Stats NZ data released today showed retail card spending in December dropped for the first time in nine months.
December saw a slow in spending across retail except for food and drinks.
Electronic retail spending fell $166 million or 2.5 per cent last month compared to November 2022.
Stats NZ said that while spending last month actually rose in actual terms, the increase was smaller than usual for the Christmas season.
“The fall in retail card spending is large for a December month, and this month’s drop is the first in nine months,” Stats NZ business performance manager Ricky Ho said.
The only spending category to see a rise in spending was consumables which was up $39m from November 2022 (1.5 per cent), which Smith said is likely to have come from rising food prices.
The steepest drop in spending was for durables which was down $95m (5.7 per cent). The category includes furniture, hardware, and appliances and saw a rise in spending last October.
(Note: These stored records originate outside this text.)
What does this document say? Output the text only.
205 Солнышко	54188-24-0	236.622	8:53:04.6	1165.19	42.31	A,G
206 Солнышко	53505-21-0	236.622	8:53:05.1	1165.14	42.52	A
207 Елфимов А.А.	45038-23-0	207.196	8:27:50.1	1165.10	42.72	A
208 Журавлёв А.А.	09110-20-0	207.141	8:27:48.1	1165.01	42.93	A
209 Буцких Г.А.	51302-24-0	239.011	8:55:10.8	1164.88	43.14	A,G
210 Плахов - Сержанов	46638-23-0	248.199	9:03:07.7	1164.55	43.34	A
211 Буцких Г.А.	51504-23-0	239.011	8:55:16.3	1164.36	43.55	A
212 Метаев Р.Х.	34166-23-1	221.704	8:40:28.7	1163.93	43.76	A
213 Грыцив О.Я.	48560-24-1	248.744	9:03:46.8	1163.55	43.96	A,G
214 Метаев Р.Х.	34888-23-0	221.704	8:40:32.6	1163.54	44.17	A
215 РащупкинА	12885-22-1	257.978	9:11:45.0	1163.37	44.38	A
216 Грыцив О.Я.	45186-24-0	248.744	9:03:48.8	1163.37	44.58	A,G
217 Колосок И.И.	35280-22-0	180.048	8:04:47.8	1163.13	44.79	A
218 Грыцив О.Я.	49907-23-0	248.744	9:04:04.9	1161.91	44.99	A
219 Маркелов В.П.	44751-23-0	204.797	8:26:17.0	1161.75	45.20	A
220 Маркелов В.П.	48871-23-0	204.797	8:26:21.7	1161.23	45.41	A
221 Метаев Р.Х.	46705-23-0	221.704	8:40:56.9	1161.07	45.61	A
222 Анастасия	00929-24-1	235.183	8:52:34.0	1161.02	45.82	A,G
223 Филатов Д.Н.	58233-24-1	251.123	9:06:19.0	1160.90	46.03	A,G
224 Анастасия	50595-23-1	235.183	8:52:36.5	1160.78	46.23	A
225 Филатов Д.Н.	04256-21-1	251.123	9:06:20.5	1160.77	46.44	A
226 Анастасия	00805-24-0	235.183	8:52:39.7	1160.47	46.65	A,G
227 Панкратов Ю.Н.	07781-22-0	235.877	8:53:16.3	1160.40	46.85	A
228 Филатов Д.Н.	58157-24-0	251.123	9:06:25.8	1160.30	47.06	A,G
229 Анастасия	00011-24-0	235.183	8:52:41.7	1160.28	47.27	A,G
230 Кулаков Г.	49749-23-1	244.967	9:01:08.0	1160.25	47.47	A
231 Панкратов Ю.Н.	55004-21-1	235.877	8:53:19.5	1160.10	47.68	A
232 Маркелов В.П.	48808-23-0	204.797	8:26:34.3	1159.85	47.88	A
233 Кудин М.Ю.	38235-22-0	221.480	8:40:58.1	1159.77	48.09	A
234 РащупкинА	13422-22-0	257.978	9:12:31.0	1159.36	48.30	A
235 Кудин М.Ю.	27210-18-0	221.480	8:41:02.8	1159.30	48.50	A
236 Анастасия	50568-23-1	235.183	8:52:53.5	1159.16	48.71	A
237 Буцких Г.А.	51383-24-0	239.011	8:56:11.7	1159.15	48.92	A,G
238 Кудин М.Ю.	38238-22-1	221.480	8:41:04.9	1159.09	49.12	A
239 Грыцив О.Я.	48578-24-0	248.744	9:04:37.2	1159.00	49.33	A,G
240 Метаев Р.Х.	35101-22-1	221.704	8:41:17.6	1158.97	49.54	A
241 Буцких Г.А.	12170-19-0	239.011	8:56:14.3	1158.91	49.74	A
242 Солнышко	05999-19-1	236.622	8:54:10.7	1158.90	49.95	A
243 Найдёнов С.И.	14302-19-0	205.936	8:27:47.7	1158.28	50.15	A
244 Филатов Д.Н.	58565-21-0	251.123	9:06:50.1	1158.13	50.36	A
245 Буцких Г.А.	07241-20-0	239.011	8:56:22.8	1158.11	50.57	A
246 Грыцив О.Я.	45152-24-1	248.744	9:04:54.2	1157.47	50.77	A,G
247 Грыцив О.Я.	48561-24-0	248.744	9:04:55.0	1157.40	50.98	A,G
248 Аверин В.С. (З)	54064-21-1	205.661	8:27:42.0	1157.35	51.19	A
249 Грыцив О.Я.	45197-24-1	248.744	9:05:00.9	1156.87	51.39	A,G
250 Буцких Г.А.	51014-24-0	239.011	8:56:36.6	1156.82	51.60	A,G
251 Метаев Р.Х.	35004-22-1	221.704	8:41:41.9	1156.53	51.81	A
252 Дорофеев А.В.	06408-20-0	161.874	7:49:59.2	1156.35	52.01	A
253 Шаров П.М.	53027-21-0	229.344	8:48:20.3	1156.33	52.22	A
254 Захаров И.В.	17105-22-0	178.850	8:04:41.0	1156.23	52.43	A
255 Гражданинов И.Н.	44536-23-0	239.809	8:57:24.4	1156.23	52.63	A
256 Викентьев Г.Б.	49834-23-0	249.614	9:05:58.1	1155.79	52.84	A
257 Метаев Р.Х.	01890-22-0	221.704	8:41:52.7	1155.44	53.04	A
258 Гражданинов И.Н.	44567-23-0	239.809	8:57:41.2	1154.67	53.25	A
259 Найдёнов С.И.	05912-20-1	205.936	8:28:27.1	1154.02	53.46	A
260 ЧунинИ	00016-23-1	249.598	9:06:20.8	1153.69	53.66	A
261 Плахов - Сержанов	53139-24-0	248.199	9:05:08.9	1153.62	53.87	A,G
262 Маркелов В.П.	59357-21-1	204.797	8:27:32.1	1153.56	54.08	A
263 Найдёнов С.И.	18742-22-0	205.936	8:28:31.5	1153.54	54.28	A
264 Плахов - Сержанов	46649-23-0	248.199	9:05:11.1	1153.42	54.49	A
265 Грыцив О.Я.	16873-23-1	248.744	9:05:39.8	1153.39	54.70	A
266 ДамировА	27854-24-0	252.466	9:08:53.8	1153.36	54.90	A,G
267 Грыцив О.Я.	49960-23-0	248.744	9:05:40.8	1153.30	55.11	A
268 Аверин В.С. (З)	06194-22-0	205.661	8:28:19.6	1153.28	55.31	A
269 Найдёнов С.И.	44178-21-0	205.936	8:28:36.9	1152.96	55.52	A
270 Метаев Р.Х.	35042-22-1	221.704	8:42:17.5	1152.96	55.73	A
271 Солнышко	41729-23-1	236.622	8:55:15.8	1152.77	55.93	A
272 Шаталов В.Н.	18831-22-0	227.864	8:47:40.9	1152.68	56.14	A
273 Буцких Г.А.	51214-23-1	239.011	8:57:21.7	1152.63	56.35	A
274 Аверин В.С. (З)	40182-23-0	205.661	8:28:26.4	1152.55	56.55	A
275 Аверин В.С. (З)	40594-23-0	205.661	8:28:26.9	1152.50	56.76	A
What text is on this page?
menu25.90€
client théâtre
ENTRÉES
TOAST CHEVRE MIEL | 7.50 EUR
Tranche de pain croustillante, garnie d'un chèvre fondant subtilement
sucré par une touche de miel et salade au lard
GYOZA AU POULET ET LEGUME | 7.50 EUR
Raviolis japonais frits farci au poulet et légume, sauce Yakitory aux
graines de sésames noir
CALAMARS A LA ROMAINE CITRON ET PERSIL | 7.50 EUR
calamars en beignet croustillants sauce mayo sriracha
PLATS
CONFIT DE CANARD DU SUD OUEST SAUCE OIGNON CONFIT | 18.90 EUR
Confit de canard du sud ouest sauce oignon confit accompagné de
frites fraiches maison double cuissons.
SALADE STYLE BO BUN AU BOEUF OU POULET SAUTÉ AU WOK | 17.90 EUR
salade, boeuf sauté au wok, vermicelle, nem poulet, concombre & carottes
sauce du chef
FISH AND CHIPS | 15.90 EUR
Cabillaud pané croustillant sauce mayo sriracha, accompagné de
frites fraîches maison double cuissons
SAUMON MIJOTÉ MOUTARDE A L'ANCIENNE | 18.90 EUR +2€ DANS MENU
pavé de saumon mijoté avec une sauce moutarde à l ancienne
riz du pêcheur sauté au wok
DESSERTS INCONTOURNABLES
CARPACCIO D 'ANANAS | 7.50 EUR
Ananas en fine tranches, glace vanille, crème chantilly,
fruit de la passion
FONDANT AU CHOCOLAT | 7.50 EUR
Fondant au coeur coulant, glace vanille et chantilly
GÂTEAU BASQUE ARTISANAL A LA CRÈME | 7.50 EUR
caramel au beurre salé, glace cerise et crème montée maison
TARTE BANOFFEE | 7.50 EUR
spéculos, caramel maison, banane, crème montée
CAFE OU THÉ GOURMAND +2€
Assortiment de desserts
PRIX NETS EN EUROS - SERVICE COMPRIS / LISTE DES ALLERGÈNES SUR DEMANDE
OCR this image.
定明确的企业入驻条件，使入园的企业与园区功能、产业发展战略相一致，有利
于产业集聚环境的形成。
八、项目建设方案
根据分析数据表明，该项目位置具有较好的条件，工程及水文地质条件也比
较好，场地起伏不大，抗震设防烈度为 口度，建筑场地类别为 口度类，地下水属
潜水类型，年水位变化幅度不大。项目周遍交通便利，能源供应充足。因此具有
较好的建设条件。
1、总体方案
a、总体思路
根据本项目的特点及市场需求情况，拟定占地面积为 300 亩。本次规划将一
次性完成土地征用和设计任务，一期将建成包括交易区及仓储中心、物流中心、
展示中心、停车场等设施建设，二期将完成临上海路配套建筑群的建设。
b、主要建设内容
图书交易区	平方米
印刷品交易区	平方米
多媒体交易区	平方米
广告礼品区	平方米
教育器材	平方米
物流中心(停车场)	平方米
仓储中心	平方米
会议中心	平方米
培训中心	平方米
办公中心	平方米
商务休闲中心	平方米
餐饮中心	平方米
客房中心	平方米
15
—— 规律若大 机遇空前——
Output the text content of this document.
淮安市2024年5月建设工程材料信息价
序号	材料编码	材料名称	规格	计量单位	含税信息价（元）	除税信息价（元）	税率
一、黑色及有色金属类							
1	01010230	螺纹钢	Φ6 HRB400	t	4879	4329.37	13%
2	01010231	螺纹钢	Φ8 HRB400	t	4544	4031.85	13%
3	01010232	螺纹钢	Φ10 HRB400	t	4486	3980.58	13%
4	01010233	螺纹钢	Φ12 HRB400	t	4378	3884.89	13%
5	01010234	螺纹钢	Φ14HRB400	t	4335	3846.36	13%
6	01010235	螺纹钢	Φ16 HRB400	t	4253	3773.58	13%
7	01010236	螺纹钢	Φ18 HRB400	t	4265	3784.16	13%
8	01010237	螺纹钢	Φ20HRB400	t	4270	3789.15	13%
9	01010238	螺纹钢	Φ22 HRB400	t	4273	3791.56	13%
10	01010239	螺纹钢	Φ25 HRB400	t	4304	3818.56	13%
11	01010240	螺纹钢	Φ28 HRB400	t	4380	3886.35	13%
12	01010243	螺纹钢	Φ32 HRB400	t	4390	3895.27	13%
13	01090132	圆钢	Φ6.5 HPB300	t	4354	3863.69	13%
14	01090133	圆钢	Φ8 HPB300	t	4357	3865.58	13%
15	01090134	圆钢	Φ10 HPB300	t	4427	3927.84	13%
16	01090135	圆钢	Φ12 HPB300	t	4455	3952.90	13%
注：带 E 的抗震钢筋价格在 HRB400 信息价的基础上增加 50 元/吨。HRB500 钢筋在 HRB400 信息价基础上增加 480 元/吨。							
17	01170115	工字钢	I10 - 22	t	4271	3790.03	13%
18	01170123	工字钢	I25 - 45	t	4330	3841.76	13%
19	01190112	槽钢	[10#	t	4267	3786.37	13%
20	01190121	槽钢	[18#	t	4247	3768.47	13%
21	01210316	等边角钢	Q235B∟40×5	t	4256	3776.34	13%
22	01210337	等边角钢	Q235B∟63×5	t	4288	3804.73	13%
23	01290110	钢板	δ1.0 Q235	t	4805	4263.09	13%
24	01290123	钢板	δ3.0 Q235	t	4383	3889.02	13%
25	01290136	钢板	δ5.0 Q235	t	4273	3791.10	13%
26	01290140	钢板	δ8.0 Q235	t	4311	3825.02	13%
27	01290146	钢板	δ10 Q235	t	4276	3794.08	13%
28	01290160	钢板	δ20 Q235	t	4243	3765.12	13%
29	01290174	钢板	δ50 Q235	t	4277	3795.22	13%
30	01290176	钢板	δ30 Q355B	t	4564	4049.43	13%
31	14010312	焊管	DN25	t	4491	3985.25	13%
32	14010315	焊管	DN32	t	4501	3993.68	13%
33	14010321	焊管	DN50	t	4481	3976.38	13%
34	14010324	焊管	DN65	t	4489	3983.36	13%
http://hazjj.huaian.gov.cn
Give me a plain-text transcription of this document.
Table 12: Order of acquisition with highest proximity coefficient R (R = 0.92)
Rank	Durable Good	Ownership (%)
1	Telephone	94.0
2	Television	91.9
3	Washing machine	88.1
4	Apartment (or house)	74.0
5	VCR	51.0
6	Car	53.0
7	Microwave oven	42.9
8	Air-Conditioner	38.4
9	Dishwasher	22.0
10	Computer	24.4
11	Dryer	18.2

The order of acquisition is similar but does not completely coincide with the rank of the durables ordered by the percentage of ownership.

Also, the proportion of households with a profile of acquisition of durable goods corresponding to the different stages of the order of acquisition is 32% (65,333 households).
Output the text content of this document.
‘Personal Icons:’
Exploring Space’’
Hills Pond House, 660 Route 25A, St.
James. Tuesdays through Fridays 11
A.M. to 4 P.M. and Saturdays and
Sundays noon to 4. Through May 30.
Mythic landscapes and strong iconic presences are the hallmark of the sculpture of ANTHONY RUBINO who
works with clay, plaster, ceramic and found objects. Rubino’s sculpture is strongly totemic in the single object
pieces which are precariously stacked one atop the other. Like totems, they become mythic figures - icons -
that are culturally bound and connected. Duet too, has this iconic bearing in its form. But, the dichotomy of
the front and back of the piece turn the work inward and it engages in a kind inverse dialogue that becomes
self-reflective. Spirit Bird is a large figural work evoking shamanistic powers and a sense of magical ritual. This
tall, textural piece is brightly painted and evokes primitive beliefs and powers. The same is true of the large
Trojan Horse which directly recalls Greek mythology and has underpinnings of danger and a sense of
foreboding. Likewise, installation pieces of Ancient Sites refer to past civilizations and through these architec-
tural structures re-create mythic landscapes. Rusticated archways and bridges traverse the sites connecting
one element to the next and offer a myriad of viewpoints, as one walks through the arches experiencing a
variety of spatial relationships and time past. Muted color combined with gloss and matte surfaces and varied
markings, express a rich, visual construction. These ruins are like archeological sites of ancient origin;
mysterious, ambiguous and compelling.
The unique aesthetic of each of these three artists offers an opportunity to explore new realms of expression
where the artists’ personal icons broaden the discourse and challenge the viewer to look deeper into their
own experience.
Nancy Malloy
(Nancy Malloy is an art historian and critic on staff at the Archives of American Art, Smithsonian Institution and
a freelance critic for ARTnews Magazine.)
“Rising interest rates, the reorientation of spending patterns and the weaker housing market backdrop should likely weigh on future durable spending,” Smith said.
Fuel spending dropped $26m (4.3 per cent) compared to the previous month, while spending on clothing and apparel was down $17m. Motor vehicles spending also fell by $6.1 million (2.9 per cent) last month, showing the smallest decrease in spending.
“Lower fuel prices will help support discretionary spending going forward,” Smith said.
Westpac senior economist Satish Ranchhod said households are under increasing financial pressure.
“Continued rapid price increases are eroding their spending power. Falls in house prices have meant that many families have seen the value of their assets decline. Perhaps most importantly, mortgage interest rates have increased sharply over the past year,” he said.
“Increasing numbers of households now face refixing at substantially higher interest rates.”
Seasonally adjusted data shows spending in retail for the December 2022 quarter was up $110 million (0.6 per cent) compared to the September 2022 quarter.
Spending on consumables was up the most compared to the September 2022 quarter, at a $154 million (2.1 per cent) increase.
Motor vehicles and clothing and apparel followed behind at a $17m (2.9 per cent) and $15m (1.4 per cent) rise respectively.
Spending on durables fell the most last quarter, down $74m (1.5 per cent) while fuel spending was down $197m (9.8 per cent).
Both Ranchhod and Smith agree that the slowed spending points to the public heeding advice from the Reserve Bank.
Ranchhod said today’s reported slow in spending comes alongside other signs that the economy is losing steam.
“This morning’s Real Estate Institute of New Zealand house price update showed a continued decline in house prices and sales, and we think there is more softness to come.”
He added that an update on business conditions earlier in the week pointed to weakening demand across the economy, along with reduced plans for hiring.
“For the RBNZ, the growing signs that demand is turning down are an important indication that the rapid interest rate increases over the past year are finally taking effect. However, we’re yet to see signs that inflation pressures are cooling.”
He said RBNZ therefore will continue hiking the cash rate over the coming months.
Smith said, “Weakness in household spending could see the RBNZ potentially scale back the 125bp of hikes it has signalled for early 2023, but the inflation outlook should take priority.
“The RBNZ is unlikely to wobble unless it is 110 per cent confident inflation will settle in the 1-3 per cent inflation target range. OCR cuts are unlikely until the second half of 2024, but weakness in household spending activity and a cooling outlook for retail price inflation could see the timeframe for OCR cuts brought forward.”